I've seen some crazy stuff in my day, but this takes the cake. Apparently, Wal*Mart (or any large employer) is the newest attempt at creating a universal health care system, without having to go through the ugly business of actually convincing the voting population that it's a good idea. I've been meaning to write about this for a while now, and this is as good a time as any.
People scream bloody murder about health insurance costs right now, and junk laws like this are the result: treating the symptom, rather than the disease. The real problem, the reason that your insurance costs so much, is because the medical procedures cost a fortune. Pull out the last medical "bill" (and I use the term loosely, which I'll explain later) you received, and look at how much each line item costs. When an typical in-patient admission averages $6400, something isn't right.
Why this costs so much requires a little critical thought: think about how the money flows here. Does the consumer pay the bill? Nope. In the vast majority of cases, the largest part of the bill is borne by a health insurance company. Do they bill the consumer directly, then? Nope. Again, in the vast majority of cases, the health insurance company bills the consumers employer, because the employer ties that benefit to their compensation package. The consumer ends up paying a percentage of the actual cost (or often nothing at all, depending on the insurance plan), and bears a monthly cost taken directly from their paycheck for the insurance plan that the employer is usually helping to subsidize.
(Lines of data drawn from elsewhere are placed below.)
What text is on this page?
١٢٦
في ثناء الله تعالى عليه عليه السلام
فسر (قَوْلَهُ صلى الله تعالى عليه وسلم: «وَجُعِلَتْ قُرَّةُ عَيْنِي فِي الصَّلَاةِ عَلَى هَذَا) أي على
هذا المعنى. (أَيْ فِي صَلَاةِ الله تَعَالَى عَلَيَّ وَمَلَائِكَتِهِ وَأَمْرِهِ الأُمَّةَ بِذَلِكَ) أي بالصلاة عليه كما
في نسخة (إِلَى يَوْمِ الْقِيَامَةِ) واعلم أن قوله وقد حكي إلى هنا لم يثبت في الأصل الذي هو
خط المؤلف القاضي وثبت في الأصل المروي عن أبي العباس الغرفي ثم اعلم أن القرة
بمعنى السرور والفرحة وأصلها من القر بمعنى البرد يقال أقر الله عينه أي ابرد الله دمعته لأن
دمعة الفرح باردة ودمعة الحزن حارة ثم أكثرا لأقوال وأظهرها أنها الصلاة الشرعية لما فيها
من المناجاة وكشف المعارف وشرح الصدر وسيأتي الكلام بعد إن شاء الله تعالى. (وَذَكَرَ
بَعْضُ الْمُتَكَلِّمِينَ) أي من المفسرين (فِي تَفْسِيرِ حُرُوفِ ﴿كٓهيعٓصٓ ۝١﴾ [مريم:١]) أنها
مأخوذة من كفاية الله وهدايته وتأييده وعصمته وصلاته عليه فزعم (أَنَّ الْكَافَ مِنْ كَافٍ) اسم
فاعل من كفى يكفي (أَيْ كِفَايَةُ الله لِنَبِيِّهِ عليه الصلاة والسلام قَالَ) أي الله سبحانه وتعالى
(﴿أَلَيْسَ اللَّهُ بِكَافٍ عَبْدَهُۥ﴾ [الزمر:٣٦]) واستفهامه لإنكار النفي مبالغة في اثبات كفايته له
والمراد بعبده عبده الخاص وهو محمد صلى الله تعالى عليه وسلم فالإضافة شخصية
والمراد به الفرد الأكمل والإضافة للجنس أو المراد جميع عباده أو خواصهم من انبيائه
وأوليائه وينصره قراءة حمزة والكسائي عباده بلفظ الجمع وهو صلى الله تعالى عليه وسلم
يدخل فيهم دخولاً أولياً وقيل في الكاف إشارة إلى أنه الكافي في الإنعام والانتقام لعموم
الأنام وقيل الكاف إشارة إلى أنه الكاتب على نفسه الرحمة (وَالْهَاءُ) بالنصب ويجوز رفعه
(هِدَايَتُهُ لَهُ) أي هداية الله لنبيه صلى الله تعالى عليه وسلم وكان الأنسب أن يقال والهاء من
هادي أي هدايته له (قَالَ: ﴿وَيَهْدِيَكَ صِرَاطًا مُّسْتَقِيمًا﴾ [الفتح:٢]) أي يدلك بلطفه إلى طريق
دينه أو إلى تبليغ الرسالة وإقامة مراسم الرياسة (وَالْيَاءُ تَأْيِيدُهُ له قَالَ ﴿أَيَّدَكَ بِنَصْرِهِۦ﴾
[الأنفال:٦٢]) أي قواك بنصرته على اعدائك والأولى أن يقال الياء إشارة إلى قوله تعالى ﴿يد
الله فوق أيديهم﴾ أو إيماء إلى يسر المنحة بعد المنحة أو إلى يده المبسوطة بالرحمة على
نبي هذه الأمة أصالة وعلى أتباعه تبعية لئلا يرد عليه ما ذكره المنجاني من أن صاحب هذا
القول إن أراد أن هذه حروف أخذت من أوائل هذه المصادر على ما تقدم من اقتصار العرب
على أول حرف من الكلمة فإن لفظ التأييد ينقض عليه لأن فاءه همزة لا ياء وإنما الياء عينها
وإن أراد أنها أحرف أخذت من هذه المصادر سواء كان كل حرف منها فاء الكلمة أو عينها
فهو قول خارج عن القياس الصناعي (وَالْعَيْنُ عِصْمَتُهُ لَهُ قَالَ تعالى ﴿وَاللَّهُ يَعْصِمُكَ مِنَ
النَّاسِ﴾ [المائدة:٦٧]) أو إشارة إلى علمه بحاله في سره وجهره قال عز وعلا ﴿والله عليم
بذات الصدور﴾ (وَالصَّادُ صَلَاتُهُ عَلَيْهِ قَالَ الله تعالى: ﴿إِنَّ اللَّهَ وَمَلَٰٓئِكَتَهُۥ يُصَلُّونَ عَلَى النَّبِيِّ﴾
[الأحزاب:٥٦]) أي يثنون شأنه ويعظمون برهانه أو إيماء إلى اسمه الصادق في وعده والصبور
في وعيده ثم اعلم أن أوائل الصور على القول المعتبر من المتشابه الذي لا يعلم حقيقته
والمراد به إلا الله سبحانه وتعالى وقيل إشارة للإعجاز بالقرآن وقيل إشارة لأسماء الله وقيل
In other words, the only market forces at work here are between the employers, the insurance companies, and the medical industry. The bottom of this cost chain is the employer for all intents and purposes (because the employee has very little bargaining power over their benefit coverage), and to the employer, the cost of health insurance is an externality: it doesn't affect them directly, so they don't care if they get a good rate or not, unless they're using it as a strong incentive to attract employees (and usually that kind of motivation is short-lived; once the employees have signed, there's little incentive to negotiate for better rates and strain relations with another business). On the health insurance side, there's also very little incentive to negotiate better rates with the medical industry: if costs rise, they can simply raise rates or reduce coverage.
That's a long-winded way to get to this: the actual cost of health care is buffered from you both by a risk-mitigation industry (the health insurance company), and by your employer, neither of which really cares if the price goes up. In the face of that, free market forces don't work. But wait, there more.
Consider the other side of the coin: the health care professional. They're in the position of needing to base their rates on what the insurance industry will pay out, not on what the customer will pay, which insulates them from the tendancy of the consumer to shop around for a better deal. However, they also have the problem of liability; if they make a mistake, they get sued. Malpractice insurance to the rescue, right? Wrong. Once again, that insurance makes the cost of liability an externality to the doctor. The victim gets a ridiculous sum of money (ie. what the court sees that the doctor or hospital can pay, which is just a function of their liability coverage), the doctor continues business as usual unless it's something criminally stupid, and the insurance company just raises rates, because it's all externalities for them. As the insurance rates rise, the medical industry raises it's rates (because there isn't a consumer in the picture helping to force the price back to a reasonable level), and the cycle continues. (Notice how I didn't say that the lawsuit was the problem; if you receive poor service in any industry, you should have the right to sue to be "made whole" again. The problem is the resulting awarded payout, based on a mythical "ability to pay" that the doctor or hospital, on their own, would never be able to realistically pay without insurance.)
Notice the common thread here? The risk-mitigation companies. In the spirit of the free market, they've created an attractive product that people are buying like crazy...because it insulates them from the free market. Without risk, that capatalist idea just doesn't work right; it makes risk an external factor that doesn't really impact you that much directly, and it's made a mess of the health care system as a result. You see the same kinds of things with the automotive insurance industry, but on a less grandiose scale; my recent front-end collision racked up a $5000+ bill to our insurance company, but no reasonable person would pay that much money to have a similar level of repair done on their own, because paying $5 for every tiny fastener that needs replacement from the dealership is ridiculous.
So, to the link at the top that started this tirade: fix the problem, not the symptom. Making employers foot the bill for a broken system isn't the way to fix things. Real change requires actually putting more than a knee-jerk's level of thought into the problem.